Thank you to everyone who has continued to vote in our literary tournament, especially as we start to head into the final straight away! We are about set to start the Elite Eight, and only the most elite of all writers have managed to make it to this point, which I will begin to post shortly. The first of these regional finals will be between #1 Jane Austen and #3 Charlotte Bronte. Frankly, Austen has been looking unbeatable so far in this tournament, winning her first three matches by a combined score of 24-4. Maybe Bronte will be able to slow her down a bit, but it will take a lot to oust her!

Beneath them on the bracket is the Russian showdown between #1 Leonid Tolstoy and #3 Fyodor Dostoyevsky. Dostoyevsky has been rather dominant, with a score of 18-5 through the first three rounds, but he had a pretty tough time defeating Vladimir Nabokov. I was surprised by how well Nabokov did in this tournament. I may have mentioned this before, but Loilita is one of the few novels - hell, one of the few pieces of art - that I can read and simultaneously think to myself both, "This is an amazing and excellent work of art and craftsmanship," and "This is disgusting and I would rather not be reading it." Maybe some recent war movies like Platoon or Apocalypse Now, but even those can't maintain Lolita's level of poetry and horror.

This is kind of violating my own rule, but I am giving #8 Art Spiegelman the win over #12 Neil Gaiman. You see, I have actually been refraining from voting lately in order to prevent ties (so that, if I do vote, it is only to act as a tie-breaker), but in this case I was stupid and actually just forgot to vote. So I'm voting now, for Spiegelman. So he advances to the regional final against #2 Virginia Woolf, who just barely squeaked by Charles Dickens.

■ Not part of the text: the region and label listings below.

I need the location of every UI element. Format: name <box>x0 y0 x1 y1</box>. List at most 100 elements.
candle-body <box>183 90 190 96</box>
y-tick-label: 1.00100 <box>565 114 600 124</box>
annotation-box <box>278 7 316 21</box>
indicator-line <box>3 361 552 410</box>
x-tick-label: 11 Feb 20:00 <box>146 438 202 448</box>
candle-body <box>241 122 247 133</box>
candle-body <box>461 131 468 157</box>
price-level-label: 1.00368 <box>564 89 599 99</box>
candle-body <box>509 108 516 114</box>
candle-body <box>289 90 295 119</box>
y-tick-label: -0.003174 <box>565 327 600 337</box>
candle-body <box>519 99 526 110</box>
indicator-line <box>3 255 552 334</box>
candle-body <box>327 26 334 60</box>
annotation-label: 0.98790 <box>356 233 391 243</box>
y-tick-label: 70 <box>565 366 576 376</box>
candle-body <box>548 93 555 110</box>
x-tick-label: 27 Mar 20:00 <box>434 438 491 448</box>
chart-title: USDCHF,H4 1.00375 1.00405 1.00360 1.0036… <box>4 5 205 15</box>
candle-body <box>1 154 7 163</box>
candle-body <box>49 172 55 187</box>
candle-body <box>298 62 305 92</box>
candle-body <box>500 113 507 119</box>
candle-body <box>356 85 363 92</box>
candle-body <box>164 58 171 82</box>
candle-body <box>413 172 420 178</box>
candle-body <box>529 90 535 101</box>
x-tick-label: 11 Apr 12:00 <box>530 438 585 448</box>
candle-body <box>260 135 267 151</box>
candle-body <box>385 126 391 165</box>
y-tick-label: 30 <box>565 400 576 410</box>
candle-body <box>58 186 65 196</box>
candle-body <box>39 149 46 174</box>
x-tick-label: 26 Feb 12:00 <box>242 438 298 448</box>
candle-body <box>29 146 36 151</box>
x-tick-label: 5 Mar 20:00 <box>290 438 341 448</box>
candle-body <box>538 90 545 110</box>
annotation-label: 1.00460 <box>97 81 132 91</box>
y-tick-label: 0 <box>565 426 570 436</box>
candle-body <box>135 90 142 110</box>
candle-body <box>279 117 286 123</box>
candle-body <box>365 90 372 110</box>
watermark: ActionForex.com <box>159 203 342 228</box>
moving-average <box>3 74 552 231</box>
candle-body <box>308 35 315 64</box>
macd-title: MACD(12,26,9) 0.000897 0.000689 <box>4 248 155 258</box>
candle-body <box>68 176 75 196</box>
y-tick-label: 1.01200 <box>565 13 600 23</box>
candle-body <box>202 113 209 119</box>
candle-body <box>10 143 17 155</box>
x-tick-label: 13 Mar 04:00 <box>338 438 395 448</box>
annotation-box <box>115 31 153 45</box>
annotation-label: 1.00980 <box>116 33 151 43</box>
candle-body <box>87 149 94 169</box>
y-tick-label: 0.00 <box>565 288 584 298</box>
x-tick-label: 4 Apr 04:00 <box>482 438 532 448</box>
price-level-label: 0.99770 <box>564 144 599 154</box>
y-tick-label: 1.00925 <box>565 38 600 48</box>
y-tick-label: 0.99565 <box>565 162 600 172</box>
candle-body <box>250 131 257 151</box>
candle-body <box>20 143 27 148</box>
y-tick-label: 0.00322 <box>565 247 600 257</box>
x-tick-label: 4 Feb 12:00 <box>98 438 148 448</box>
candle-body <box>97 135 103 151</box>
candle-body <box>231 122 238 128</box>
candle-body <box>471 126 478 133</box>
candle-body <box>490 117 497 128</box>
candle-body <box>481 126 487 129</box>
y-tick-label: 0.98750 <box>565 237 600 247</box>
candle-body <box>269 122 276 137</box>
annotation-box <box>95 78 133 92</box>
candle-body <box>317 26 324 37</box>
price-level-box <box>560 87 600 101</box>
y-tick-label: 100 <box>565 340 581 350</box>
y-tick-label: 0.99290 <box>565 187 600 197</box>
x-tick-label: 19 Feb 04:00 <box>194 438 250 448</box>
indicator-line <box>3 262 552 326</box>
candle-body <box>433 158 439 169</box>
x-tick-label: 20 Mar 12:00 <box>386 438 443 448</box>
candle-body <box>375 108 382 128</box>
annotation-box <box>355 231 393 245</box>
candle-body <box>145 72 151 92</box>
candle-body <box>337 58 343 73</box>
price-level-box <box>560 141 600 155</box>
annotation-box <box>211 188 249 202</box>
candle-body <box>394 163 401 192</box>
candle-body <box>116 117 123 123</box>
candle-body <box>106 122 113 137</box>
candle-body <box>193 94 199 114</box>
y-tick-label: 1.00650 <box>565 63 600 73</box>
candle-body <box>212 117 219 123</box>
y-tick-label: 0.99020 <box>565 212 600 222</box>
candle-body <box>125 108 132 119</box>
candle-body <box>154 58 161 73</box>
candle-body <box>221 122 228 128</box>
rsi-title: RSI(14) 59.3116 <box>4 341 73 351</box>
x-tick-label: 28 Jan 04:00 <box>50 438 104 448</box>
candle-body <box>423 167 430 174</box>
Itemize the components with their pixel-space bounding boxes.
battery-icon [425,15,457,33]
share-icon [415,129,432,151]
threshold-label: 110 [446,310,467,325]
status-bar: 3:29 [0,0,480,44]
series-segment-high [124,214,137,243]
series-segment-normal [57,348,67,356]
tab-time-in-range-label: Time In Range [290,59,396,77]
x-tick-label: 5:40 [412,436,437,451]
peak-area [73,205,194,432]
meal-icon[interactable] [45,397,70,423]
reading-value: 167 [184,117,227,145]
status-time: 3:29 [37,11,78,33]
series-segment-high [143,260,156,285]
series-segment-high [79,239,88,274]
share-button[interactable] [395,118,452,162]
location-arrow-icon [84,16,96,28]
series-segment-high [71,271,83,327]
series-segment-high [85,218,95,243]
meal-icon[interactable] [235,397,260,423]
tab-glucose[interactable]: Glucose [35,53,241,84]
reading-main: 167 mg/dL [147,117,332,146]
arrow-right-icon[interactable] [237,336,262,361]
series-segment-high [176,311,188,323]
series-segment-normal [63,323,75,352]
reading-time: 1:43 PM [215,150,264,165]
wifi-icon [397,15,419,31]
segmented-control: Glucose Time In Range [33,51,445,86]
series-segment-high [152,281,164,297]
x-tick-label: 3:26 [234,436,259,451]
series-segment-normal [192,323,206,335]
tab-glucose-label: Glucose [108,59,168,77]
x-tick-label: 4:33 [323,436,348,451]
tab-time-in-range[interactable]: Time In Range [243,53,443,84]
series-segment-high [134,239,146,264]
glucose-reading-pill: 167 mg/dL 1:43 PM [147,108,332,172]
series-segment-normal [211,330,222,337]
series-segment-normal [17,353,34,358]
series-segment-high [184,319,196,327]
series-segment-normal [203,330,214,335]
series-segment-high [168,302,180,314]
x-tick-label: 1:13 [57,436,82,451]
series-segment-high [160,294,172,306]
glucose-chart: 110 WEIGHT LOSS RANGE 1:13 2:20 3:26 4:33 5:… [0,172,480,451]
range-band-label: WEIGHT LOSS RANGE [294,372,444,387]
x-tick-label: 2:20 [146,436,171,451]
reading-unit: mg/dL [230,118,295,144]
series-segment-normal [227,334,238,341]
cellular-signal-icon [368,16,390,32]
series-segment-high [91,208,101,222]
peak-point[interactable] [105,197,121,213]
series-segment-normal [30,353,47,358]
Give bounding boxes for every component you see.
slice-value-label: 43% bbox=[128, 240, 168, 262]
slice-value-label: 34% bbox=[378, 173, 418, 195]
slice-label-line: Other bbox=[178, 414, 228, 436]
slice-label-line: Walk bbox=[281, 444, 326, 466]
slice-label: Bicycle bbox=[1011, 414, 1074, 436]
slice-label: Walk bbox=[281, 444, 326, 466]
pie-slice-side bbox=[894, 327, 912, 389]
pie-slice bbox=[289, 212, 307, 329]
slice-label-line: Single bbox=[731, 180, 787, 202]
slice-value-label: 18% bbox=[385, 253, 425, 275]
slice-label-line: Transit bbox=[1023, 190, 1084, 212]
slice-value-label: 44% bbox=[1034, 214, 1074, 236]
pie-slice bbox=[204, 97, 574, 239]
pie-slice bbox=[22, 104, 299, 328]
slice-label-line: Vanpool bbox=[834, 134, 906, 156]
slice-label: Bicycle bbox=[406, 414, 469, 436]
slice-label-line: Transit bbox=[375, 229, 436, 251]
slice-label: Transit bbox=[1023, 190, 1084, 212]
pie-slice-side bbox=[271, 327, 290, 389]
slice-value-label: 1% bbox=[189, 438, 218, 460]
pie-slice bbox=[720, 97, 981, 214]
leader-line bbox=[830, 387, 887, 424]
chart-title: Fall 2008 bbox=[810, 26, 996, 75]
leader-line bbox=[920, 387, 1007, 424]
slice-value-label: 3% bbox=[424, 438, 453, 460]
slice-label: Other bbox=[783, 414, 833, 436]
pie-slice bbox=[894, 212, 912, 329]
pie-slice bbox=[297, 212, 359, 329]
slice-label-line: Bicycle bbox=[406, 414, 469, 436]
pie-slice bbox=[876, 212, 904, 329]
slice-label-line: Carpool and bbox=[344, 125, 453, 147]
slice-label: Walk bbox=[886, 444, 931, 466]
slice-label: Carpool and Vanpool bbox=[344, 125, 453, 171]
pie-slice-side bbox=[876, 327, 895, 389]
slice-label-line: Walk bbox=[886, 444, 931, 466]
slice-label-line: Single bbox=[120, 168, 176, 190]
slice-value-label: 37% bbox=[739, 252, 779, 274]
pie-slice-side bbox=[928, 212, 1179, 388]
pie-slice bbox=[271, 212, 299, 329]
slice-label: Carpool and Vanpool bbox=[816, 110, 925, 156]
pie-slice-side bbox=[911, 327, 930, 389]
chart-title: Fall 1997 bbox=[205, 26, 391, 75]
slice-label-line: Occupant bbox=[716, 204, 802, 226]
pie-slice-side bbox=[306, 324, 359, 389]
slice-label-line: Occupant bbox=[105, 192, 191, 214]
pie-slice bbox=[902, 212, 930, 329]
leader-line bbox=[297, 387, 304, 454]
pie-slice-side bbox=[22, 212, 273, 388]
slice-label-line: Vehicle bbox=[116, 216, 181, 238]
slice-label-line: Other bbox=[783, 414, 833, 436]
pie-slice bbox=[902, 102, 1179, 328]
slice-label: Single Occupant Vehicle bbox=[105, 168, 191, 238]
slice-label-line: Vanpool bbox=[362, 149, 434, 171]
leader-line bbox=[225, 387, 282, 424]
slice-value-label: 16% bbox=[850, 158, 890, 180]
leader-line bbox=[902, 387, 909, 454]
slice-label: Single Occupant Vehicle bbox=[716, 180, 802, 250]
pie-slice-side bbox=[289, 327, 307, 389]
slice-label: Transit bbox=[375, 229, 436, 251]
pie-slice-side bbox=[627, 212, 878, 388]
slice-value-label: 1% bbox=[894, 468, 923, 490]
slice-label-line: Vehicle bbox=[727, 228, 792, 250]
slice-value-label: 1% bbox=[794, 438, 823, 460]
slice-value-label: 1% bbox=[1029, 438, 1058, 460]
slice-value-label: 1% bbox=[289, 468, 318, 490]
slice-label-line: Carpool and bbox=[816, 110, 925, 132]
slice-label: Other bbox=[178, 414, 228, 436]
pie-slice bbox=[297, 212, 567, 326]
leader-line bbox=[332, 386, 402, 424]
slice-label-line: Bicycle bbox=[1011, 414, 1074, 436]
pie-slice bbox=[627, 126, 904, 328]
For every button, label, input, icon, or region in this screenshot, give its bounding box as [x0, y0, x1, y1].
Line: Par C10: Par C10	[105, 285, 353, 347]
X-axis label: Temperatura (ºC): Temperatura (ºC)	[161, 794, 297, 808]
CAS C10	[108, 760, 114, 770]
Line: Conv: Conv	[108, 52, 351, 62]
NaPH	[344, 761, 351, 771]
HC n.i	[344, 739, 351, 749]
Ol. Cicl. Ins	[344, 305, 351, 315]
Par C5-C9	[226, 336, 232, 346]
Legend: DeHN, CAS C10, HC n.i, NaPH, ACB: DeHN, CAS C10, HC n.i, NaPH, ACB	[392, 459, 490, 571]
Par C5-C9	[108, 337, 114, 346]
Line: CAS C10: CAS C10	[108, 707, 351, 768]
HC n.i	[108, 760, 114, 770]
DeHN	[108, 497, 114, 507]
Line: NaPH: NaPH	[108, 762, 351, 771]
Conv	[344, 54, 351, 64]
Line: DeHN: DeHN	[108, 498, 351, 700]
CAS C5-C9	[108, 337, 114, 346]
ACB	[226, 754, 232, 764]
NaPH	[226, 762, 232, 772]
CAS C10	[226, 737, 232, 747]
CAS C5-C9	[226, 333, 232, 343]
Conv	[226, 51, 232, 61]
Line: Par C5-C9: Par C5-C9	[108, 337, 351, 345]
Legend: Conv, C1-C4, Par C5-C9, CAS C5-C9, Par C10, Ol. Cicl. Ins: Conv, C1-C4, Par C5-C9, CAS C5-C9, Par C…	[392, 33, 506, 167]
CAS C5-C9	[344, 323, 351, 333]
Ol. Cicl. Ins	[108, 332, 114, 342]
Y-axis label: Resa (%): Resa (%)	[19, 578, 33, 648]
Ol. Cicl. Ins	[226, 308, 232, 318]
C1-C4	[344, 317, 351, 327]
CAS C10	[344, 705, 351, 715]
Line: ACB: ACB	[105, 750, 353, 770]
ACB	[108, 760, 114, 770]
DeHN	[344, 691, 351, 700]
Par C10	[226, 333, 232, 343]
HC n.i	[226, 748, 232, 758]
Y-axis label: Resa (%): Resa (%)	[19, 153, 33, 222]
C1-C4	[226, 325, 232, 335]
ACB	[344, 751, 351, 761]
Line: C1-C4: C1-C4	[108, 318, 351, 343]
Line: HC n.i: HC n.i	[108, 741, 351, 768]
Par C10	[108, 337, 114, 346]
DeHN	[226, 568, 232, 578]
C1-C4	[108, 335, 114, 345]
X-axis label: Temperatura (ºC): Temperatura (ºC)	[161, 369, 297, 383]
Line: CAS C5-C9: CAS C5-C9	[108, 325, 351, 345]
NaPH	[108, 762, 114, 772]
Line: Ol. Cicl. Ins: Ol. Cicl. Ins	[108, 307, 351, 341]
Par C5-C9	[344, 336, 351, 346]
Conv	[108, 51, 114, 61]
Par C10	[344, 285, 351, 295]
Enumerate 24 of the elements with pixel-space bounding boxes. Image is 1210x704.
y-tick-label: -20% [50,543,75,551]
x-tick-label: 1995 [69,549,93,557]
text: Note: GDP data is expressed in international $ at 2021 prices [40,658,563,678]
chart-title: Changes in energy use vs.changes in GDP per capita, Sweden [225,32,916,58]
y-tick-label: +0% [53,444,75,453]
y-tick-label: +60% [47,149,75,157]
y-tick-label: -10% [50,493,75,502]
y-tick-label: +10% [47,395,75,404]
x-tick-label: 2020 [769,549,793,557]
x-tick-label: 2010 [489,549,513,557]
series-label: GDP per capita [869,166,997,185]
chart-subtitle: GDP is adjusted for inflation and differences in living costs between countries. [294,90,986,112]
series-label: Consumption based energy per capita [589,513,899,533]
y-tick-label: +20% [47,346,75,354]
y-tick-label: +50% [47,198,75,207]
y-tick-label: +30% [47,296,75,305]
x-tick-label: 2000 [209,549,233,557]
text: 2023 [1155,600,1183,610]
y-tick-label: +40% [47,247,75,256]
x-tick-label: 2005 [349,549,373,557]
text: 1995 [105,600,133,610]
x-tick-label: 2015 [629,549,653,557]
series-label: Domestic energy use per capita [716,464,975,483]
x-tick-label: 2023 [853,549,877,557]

This means that there's just one more bracket to be filled out. Herman Melville is currently battling Franz Kafka, the Whale versus the Bug, both monstrously indescribable. Kafka actually owes a lot to Melville, especially from his existentialist-ish short story Bartleby the Scrivener. The winner of that match will face either William Faulkner or George Orwell. I have always heard that Orwell had originally wanted to call 1984 1948, because that was the year that he wrote it and that was the year it was about, but his publisher wouldn't have it and forced him to change the title. Because the Man can't handle the Truth, man.